The morning of the second day welcomed me with a marvellous sight: beautiful little white clouds rolling through the surrounding meadows and the sun shining above. Some say Vrátna is the most beautiful valley in Slovakia, and today it lived up to its reputation.
After breakfast I took a quad chair from the valley up to Grúň mountain (1,000 metres). The chair covers an impressive 400 metres of uphill vertical - a blessing for time-pressed day hikers. At the top, I found a small chalet and sheep grazing on the high meadows. A late-night storm had left the steep trail to Poludňový grúň slippery and muddy. Collapsible aluminium hiking poles would have made this ascent much easier.
After a one-hour climb, I reached the peak. It is rumoured that Jánošík used to communicate with his fellow bandits by whistling from mountains like this one. The rocky trail continued further above the tree line along the ridge. We climbed 100 metres and then descended 100 metres, only to climb 100 metres all over again. "This is not fair," complained my friend Miro. To the south, the slopes descend to the Váh river valley; and to the north they fall into the Vrátna valley.
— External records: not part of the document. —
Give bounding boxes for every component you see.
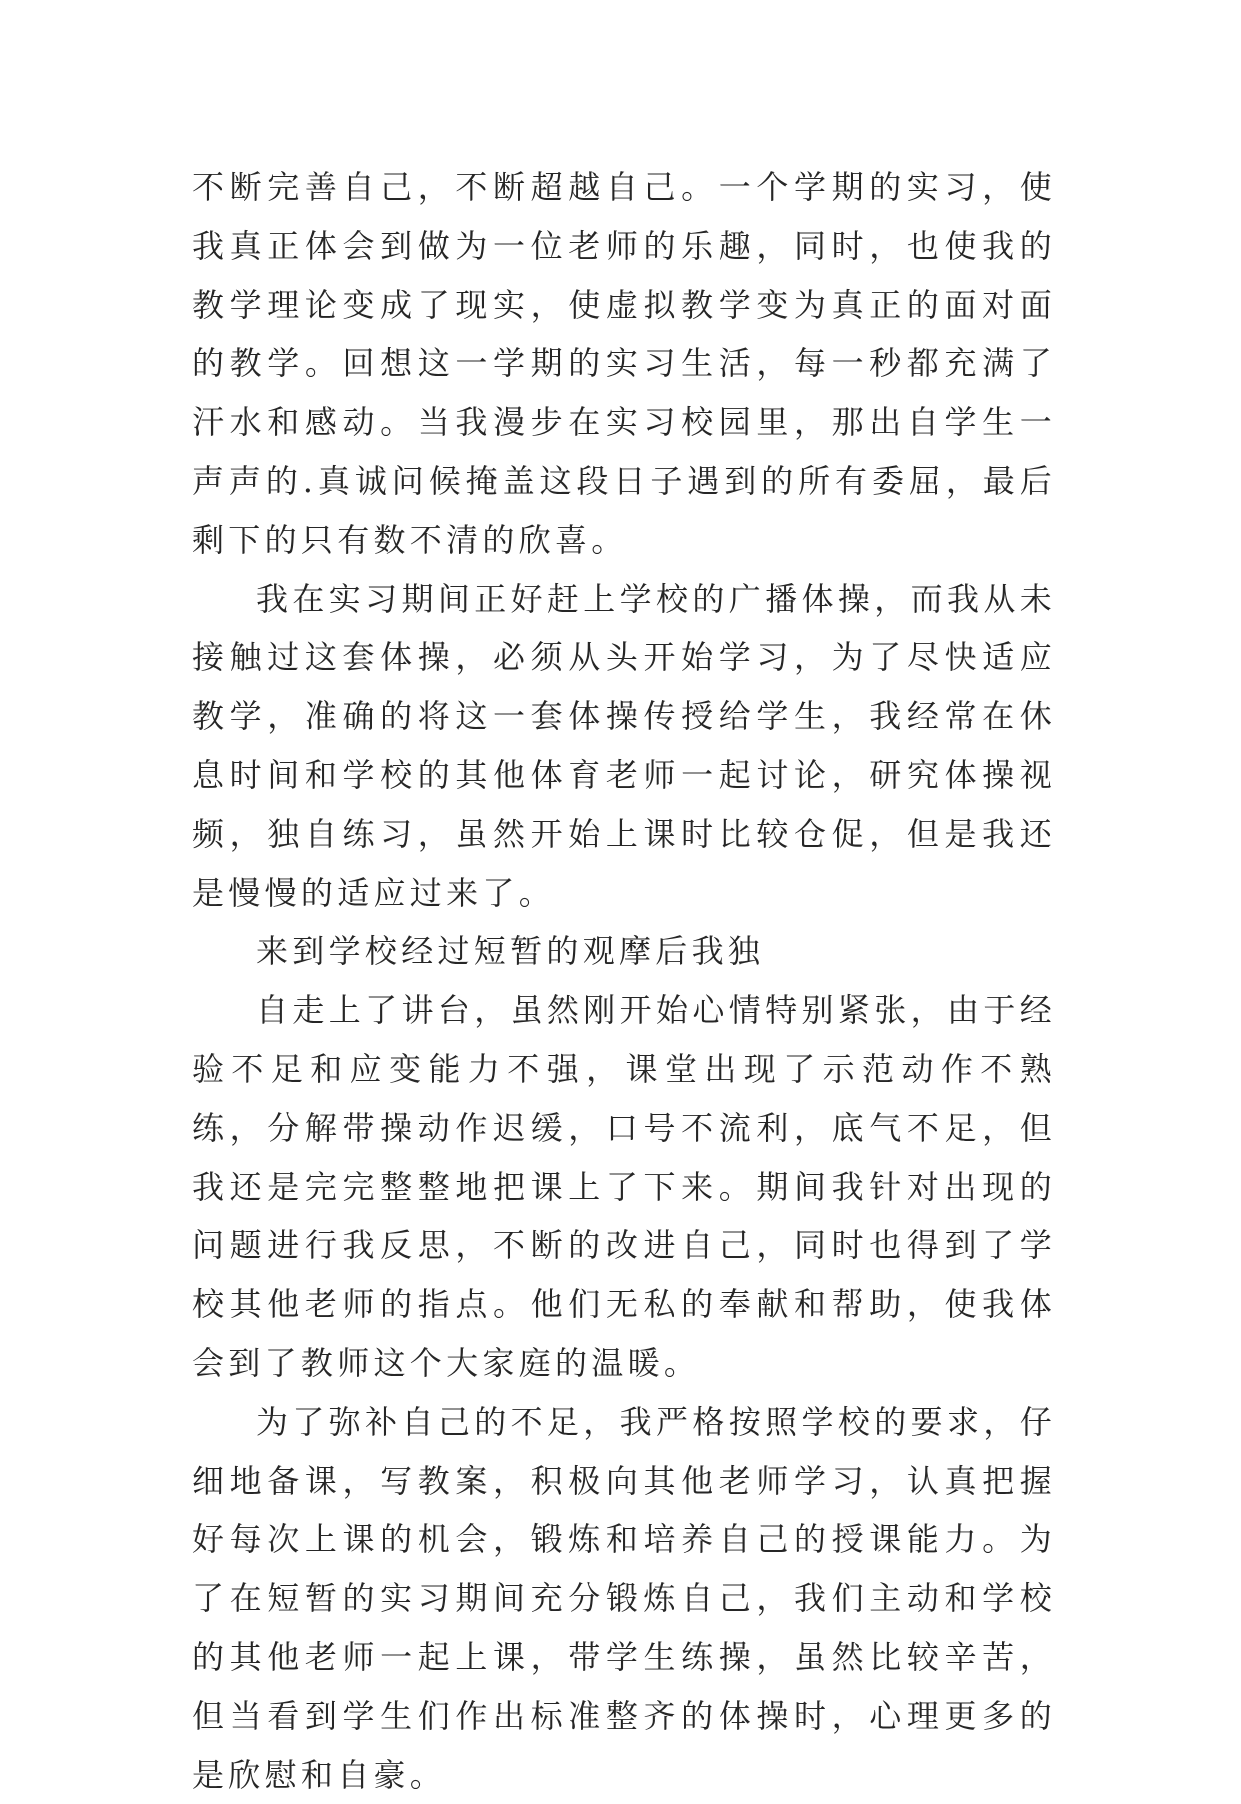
paragraph-5: 为了弥补自己的不足，我严格按照学校的要求，仔细地备课，写教案，积极向其他老师学习，认真把握好每次上课的机会，锻炼和培养自己的授课能力。为了在短暂的实习期间充分锻炼自己，我们主动和学校的其他老师一起上课，带学生练操，虽然比较辛苦，但当看到学生们作出标准整齐的体操时，心理更多的是欣慰和自豪。 xyxy=(192,1402,1056,1794)
body-text xyxy=(192,158,1056,1804)
paragraph-2: 我在实习期间正好赶上学校的广播体操，而我从未接触过这套体操，必须从头开始学习，为了尽快适应教学，准确的将这一套体操传授给学生，我经常在休息时间和学校的其他体育老师一起讨论，研究体操视频，独自练习，虽然开始上课时比较仓促，但是我还是慢慢的适应过来了。 xyxy=(192,579,1056,912)
paragraph-3: 来到学校经过短暂的观摩后我独 xyxy=(256,932,765,971)
paragraph-4: 自走上了讲台，虽然刚开始心情特别紧张，由于经验不足和应变能力不强，课堂出现了示范动作不熟练，分解带操动作迟缓，口号不流利，底气不足，但我还是完完整整地把课上了下来。期间我针对出现的问题进行我反思，不断的改进自己，同时也得到了学校其他老师的指点。他们无私的奉献和帮助，使我体会到了教师这个大家庭的温暖。 xyxy=(192,991,1056,1382)
paragraph-1: 不断完善自己，不断超越自己。一个学期的实习，使我真正体会到做为一位老师的乐趣，同时，也使我的教学理论变成了现实，使虚拟教学变为真正的面对面的教学。回想这一学期的实习生活，每一秒都充满了汗水和感动。当我漫步在实习校园里，那出自学生一声声的.真诚问候掩盖这段日子遇到的所有委屈，最后剩下的只有数不清的欣喜。 xyxy=(192,168,1056,559)
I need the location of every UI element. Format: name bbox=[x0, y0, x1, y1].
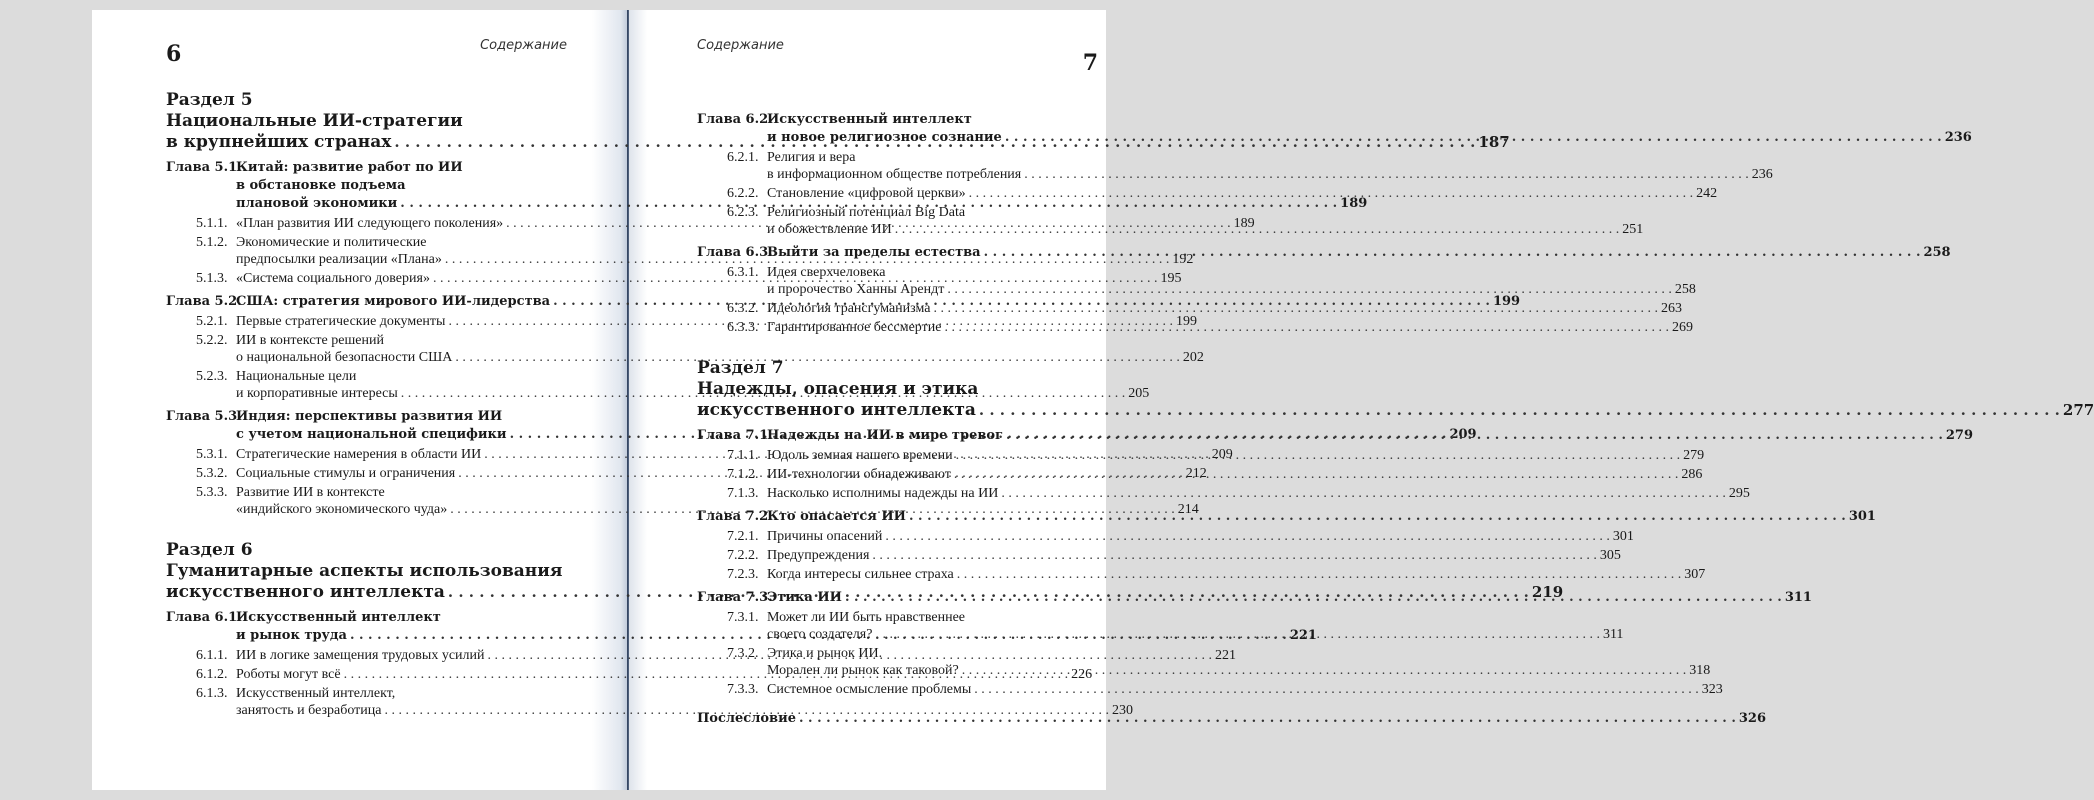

As the day progressed, the sky became cloudier, but I continued to march to the top of Chleb (1,647 metres). Last year, the ski resort decommissioned the 40-year-old chairlift that ascended to Chleb from Vrátna dolina, but a new chair is on order and should be installed in the near future. "I have skied all over the Alps and North America," exclaimed my co-author, "and I've never experienced a chairlift like the old Chleb chair." The chair moved up the mountain sideways on the cable rather than facing forward, giving skiers and hikers a unique perspective on the mountain.
From Snilovské sedlo, the trail leads to the highest point of the national park, Veľký Kriváň (1,709 metres). The round trip up and back takes 1.5 hours. More experienced hikers can continue further on the ridge to Malý Kriváň (1,671 metres), Suchý vrch (1,468 metres), and the chalet on Kľačianska Magura, where one can spend the night, or head down to the village of Turčianske Kľačany (410 metres). After a short break, I started my descent back to the valley by the towers of the old chair lift. The 750-metre vertical drop was strenuous, and my legs got quite a workout.
I did not run into Jánošík, but I did run into a few people from Košice and Bratislava, who, as the receptionist in hotel Boboty said, "usually come here for the long weekends to rest, check out the ladders in the Diery gorges, or, on occasion, take a chairlift up to the ridge." Many lovers of folklore will come here during the first August weekend for the Jánošík Days festival (see page 13).
Transportation: From Brati-slava to Žilina by Intercity train for Sk323 (€8) - two hours, then continue by a local bus to Vrátna dolina for Sk50 (€1.25) - one hour. By car, two hours from Bratislava (215 km).
Recommended accommodation: Hotel Boboty in Štefanová for Sk1,500 (€38)/double room.
Accommodation in family pensions can be found mainly in Terchová, about four kilometres from the valley.
Chairlift: A one-way ticket costs Sk70 (€1.75). It runs from 8:30 to 16:30.